Эта молодая девушка на фотографии станет героиней сегодняшней рубрики «Картинка дня» по двум причинам, точнее — по трем. Во-первых, она внесла важнейший вклад в развитие нейронауки, введя в них новый модельный организм и начав работать с его единичными нейронами. Без ее работ и ее лекций вряд ли Эрик Кандель получил бы свою Нобелевскую премию. Во-вторых, сейчас она незаслуженно забыта, оказавшись в тени гигантского аксона кальмара и работ Ходжкина и Хаксли. А в-третьих, этой замечательной французской гречанке, родившейся в Египте, сегодня исполняется ровно 120 лет. Позже мы обязательно по крупицам расскажем о жизни и работах Анжелики Арванитаки, ее мужа Ника Халазонитиса и их дочери Алкмены, продолжившей нейронаучную династию родителей. А сегодня давайте просто отдадим должное «маленькой бесстрашной гречанке», как назвал ее один из исследователей и процитируем Эрика Канделя:

«После почти шести месяцев усердных размышлений о том, какое животное подойдет для исследований, я остановился на аплизии – крупном морском брюхоногом моллюске. На меня произвели большое впечатление две лекции о нем. Одну из них читала Анжелика Арванитаки-Халазонитис, уже пожилая дама и очень крупный ученый.

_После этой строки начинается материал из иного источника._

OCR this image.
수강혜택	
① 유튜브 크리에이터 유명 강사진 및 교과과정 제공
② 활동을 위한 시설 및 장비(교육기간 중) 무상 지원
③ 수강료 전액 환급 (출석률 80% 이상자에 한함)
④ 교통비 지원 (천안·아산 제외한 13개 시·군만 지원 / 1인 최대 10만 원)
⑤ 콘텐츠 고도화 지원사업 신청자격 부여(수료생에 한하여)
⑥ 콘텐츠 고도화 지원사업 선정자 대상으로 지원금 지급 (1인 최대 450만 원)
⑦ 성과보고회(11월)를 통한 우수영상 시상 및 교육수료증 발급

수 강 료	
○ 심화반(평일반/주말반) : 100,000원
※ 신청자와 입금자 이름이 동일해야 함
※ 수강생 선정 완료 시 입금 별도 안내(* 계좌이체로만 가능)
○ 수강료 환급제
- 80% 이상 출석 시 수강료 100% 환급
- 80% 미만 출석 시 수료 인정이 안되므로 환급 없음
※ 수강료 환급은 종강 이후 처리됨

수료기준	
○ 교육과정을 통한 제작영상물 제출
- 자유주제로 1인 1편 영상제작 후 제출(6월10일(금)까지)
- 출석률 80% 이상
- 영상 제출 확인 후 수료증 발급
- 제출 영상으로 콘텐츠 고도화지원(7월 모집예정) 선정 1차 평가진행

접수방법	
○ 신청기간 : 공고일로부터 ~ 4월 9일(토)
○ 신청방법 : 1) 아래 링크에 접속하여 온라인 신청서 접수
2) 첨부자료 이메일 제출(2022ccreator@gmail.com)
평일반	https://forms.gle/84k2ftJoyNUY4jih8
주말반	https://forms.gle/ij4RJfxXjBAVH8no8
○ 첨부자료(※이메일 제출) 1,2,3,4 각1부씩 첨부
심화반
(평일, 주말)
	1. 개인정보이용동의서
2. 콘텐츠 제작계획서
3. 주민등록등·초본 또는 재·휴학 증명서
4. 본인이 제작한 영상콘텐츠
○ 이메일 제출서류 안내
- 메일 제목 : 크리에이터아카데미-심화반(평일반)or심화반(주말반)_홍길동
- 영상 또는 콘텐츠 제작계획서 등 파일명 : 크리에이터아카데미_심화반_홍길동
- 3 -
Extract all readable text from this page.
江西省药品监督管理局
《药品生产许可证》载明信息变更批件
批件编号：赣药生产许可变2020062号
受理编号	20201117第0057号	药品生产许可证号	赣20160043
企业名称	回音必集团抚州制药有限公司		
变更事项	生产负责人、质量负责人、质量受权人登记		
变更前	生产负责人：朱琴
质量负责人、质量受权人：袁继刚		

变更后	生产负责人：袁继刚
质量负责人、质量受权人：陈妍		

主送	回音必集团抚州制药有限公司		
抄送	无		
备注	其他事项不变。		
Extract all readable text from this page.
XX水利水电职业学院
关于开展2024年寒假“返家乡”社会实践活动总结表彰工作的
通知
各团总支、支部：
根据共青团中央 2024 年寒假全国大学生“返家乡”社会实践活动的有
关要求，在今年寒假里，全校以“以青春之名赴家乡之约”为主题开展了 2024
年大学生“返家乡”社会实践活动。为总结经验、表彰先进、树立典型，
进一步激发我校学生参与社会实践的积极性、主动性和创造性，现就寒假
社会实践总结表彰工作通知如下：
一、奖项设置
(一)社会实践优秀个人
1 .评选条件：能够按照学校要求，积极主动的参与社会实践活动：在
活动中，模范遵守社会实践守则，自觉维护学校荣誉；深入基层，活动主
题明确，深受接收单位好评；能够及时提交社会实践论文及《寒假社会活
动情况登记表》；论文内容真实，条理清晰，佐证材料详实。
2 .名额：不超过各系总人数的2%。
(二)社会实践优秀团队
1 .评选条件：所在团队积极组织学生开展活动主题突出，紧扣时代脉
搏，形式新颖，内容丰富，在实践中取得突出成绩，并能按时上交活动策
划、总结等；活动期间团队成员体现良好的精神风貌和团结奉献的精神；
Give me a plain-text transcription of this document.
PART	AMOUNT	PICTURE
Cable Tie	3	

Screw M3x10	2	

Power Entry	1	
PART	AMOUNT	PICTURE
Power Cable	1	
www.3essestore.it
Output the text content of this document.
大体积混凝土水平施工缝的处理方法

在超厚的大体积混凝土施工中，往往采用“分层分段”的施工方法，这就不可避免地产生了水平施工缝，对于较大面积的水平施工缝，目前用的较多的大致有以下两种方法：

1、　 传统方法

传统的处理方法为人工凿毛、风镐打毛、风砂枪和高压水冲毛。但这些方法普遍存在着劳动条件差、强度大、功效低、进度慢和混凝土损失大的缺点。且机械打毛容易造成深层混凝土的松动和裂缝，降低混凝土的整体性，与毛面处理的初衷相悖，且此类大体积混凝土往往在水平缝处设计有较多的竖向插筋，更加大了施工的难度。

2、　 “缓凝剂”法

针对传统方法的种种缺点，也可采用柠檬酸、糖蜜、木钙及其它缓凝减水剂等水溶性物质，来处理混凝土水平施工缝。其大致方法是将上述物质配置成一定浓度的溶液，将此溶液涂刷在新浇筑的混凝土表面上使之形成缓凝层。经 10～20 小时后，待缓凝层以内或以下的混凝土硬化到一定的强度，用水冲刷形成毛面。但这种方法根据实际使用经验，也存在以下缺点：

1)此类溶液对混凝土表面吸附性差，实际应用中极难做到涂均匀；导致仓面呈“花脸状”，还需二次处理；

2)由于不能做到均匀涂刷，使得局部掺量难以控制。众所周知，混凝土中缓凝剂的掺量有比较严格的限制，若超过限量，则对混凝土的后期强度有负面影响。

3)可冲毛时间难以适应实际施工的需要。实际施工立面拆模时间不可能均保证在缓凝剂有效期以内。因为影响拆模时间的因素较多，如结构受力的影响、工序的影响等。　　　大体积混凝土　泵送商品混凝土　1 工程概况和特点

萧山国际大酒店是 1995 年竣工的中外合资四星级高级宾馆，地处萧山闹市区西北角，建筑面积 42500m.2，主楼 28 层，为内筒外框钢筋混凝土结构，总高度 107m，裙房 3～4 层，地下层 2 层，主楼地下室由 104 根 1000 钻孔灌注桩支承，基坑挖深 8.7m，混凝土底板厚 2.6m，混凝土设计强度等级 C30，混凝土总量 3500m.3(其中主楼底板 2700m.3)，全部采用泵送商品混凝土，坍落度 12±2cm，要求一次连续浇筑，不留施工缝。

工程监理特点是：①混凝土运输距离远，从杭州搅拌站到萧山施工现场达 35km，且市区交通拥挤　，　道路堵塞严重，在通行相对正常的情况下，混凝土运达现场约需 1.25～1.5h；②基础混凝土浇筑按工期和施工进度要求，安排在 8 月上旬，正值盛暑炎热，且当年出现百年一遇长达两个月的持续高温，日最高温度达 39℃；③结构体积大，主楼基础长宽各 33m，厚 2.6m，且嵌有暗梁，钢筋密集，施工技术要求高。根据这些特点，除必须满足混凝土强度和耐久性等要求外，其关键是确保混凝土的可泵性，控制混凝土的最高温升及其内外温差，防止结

Именно она открыла аплизию как удобный объект для исследования сигнальных свойств нейронов. Другую лекцию читал Ладислав Тауц, молодой человек, открывший новое биофизическое направление в исследовании механизма работы нейронов.
[…]

Анжелика Арванитаки-Халазонитис обнаружила, что некоторые нервные клетки у аплизии индивидуально опознаваемы, то есть одни и те же клетки можно без труда зрительно опознать под микроскопом у всех без исключения аплизий. Со временем я понял, что точно так же обстоят дела и с большинством других клеток нервной системы аплизии, что увеличивало шансы на успешное картирование всей системы нейронных цепей, управляющих какой‑либо формой поведения. Впоследствии выяснилось, что система нейронных цепей, управляющих самыми элементарными рефлексами, довольно проста. Более того, я обнаружил, что стимуляция единственного нейрона часто вызывает большой синаптический потенциал в его клетке-мишени, а это верный признак и хороший показатель силы синаптической связи между двумя клетками. Большие синаптические потенциалы давали возможность клетка за клеткой картировать связи между нейронами и в итоге позволили мне впервые составить точную электросхему отдельной формы поведения.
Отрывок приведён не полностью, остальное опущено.